ABSTRACT
This paper shows the features and the stucture of the software quality measurement model developped by THOMSON-CSF/DSE, and arrangements made for its implementation and its exploitation.
The Electronic Systems Division (DSE) created within the THOMSON group in 1967 is responsible for the development of ground to air missile systems.
Because of the critical role played by on-board software with regard to the structure and functioning of such weapons systems, the Quality Assurance Department of DSE is heavily oriented towards achievement of quality objectives for embedded software.

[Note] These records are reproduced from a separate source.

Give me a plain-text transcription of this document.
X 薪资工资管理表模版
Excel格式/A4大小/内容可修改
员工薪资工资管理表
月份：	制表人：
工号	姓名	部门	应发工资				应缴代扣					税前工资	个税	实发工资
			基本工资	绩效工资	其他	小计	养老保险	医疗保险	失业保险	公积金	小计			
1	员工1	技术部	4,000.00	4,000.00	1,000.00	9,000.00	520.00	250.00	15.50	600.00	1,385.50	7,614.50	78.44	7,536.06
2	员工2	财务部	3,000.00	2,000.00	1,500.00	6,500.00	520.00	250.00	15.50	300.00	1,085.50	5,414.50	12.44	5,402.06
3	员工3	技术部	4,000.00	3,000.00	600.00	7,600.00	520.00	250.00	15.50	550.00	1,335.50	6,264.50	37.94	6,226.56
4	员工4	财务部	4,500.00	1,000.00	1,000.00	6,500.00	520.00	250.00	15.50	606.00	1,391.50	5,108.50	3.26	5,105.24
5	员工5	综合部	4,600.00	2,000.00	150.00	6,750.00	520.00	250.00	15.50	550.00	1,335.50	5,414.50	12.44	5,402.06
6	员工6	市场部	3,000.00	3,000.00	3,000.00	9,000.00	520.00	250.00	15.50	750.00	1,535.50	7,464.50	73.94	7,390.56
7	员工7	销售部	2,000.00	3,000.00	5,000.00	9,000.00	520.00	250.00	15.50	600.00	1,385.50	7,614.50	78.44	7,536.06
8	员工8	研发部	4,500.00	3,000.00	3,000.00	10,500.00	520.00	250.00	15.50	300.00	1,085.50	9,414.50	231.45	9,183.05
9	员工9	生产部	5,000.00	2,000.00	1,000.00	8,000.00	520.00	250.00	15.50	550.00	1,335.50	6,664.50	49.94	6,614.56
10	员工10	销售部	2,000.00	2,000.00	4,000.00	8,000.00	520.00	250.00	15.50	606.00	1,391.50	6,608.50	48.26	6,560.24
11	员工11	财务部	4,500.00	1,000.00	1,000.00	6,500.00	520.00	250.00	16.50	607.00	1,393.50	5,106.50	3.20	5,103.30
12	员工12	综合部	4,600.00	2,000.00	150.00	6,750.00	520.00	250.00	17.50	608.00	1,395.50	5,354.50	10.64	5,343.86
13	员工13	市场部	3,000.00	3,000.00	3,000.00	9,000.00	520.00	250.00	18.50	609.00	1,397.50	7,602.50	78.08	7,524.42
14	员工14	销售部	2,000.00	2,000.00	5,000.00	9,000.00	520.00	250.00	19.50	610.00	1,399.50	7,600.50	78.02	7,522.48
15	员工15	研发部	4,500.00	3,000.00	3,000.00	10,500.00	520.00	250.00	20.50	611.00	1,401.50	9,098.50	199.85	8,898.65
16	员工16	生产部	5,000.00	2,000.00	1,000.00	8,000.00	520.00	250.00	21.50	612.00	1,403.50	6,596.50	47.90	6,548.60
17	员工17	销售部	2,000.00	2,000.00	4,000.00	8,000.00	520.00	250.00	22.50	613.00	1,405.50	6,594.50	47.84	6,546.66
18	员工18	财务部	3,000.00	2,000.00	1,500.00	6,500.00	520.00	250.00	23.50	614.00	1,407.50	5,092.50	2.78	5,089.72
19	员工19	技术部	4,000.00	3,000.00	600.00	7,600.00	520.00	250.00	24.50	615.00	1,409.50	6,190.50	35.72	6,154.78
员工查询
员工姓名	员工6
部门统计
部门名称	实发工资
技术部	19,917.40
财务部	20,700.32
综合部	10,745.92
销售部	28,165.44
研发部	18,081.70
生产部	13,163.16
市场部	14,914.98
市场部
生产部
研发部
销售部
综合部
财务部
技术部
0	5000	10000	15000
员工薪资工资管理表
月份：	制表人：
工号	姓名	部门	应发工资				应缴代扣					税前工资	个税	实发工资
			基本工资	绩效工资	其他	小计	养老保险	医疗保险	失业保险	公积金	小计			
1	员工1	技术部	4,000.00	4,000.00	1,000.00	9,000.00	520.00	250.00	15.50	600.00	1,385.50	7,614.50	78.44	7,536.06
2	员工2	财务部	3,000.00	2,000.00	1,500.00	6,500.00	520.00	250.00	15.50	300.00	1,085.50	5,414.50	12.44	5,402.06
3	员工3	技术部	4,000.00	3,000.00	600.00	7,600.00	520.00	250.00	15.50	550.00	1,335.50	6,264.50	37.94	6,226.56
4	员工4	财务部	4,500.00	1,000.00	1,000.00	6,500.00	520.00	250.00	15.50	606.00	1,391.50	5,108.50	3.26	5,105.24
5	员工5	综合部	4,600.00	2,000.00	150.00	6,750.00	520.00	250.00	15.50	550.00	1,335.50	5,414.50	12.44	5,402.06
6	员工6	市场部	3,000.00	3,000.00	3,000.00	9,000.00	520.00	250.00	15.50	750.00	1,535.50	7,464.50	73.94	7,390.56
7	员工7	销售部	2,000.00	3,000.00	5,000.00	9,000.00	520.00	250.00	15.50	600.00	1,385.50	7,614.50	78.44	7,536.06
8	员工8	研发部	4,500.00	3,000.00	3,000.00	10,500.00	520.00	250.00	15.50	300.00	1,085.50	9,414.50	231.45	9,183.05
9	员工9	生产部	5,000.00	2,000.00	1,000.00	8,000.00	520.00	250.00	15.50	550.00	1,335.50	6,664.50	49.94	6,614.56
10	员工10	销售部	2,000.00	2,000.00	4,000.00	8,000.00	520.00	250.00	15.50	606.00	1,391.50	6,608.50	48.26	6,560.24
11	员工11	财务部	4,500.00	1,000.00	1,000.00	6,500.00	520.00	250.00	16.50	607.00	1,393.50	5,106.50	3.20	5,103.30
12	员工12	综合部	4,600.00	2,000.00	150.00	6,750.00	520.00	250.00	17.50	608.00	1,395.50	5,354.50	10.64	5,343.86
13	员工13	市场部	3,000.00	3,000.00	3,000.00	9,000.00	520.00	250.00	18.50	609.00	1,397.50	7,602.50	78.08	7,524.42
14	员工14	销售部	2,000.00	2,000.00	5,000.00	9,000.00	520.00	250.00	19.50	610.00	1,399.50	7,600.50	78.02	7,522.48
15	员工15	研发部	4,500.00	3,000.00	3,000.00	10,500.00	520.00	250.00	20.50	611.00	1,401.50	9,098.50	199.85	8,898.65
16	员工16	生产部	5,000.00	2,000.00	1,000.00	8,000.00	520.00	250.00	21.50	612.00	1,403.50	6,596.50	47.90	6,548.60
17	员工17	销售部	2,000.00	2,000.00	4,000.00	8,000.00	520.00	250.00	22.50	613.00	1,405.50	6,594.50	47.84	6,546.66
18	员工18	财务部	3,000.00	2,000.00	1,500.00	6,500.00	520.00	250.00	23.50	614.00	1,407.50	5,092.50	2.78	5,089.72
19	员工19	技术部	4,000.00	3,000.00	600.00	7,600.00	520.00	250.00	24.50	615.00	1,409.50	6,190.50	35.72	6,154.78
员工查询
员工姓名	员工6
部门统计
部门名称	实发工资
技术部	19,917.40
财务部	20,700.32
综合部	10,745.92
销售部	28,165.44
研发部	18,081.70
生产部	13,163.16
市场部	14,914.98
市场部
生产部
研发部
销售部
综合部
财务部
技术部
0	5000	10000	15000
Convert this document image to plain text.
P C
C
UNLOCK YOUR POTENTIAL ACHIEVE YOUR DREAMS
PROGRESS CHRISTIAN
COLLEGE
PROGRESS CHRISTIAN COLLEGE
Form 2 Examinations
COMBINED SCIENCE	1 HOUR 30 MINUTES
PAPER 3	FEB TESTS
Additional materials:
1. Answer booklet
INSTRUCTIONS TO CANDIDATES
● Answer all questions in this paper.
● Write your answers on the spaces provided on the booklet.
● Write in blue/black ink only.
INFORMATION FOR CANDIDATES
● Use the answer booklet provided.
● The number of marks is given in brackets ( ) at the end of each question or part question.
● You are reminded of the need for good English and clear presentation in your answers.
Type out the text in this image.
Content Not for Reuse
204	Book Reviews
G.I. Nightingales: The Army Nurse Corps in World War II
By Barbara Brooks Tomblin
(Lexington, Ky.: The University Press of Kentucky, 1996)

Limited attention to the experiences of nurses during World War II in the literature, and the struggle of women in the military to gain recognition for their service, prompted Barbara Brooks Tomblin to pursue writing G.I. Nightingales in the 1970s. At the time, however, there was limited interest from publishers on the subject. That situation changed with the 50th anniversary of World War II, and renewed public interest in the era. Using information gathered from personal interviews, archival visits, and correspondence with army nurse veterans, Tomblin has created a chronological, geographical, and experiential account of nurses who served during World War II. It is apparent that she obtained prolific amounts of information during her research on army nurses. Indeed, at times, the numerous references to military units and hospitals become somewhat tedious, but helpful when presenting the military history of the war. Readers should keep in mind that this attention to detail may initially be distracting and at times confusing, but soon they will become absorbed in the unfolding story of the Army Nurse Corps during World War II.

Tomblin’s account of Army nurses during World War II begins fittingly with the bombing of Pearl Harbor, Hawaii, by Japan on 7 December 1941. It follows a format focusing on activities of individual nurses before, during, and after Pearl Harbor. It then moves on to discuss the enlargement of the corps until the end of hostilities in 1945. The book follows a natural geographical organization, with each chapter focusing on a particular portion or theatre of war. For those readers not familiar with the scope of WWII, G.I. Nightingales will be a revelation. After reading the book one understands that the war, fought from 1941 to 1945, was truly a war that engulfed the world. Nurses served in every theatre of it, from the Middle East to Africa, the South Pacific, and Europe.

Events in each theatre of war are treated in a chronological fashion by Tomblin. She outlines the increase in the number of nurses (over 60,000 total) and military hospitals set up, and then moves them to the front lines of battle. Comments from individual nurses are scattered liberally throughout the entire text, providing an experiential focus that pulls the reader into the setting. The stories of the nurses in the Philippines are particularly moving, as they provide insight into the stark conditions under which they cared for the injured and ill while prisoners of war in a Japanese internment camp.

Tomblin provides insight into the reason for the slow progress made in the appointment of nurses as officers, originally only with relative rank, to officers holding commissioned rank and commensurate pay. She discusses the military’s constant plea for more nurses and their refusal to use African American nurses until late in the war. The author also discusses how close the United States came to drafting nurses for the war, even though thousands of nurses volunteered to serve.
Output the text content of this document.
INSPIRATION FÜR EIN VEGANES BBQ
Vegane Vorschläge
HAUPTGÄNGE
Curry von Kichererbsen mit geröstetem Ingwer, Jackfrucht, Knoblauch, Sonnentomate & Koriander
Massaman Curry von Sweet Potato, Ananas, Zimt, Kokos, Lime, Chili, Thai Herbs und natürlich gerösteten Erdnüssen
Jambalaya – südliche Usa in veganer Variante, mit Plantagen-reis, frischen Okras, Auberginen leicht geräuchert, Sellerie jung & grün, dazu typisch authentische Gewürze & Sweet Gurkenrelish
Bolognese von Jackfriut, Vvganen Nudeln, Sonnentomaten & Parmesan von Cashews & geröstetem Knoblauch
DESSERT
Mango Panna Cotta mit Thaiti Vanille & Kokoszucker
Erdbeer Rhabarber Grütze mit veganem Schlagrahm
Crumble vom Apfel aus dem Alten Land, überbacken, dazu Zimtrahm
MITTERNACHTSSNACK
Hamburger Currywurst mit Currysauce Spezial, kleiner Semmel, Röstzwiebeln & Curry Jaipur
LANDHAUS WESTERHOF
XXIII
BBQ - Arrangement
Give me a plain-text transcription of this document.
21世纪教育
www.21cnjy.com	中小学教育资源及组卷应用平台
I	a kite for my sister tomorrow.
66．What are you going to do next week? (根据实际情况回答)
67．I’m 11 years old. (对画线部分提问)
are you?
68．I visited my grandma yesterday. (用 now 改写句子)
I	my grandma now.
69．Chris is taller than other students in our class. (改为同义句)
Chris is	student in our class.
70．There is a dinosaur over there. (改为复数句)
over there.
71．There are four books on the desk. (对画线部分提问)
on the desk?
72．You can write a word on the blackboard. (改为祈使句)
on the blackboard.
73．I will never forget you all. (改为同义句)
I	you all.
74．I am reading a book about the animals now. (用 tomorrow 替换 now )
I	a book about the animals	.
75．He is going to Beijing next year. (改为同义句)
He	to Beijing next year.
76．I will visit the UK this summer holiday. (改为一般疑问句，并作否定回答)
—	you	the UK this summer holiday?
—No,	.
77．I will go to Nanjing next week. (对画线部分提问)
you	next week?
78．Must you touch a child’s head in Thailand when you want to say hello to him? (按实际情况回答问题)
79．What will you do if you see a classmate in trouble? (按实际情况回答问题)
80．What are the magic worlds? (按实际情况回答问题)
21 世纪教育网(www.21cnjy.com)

It has been working since 1988 to define software quality management procedures including the setting up of a programme aimed at measuring the quality of software produced within the Division.
The quality measurement model has been largely based upon Mc Call’s initial concepts, with the following important extensions:
– enhanced coverage of test and specification phases. Quality measurements must be made throughout the whole development process, from requirements specification through to qualification.
– coverage of production process quality in addition to product quality. This follows from the belief that the quality of any product depends both upon the intrinsic quality of the product, and the quality of the processes by which it has been produced.
– establishment of explicit relations between the factors, criteria and metrics and the phases of the development cycle during which measurements are taken.
– 163use of a model memory to take into account, during calculations for a specific phase, the results obtained during earlier development activities.
Values for each metric can, according to the specific nature, either be taken directly from a work product or else calculated from a weighted checklist.
This raw data is then processed in accordance with the following principles by which the objects of the model are quantified:
– thresholds are applied to measurements of terminal metrics,
– values of non-terminal objects are obtained by calculating a normalised heuristic,
– object values can either be interpreted directly from the numeric values, or by threshold assignment.
For effective analysis of the vast volumes of data handled by the model, and the efficient implementation of management actions responding to the results provided, the data must be synthesised for presentation to disparate parties.
Two classes of summary report were designed:
– Model Status Report, showing the quality levels of the factors and sub-factors of the model,
– Factor Status Report, illustrating the status through time.
In this and the above report, colour coding conventions are used to increase the readability of the reports by associating different colours to value intervals.
The quality measurement model described in this paper is currently undergoing pilot test evaluation within the Division.
We hope that this paper can contribute to the ongoing debate in the areas covered, and encourage the continued investigation into quantifiable software quality management.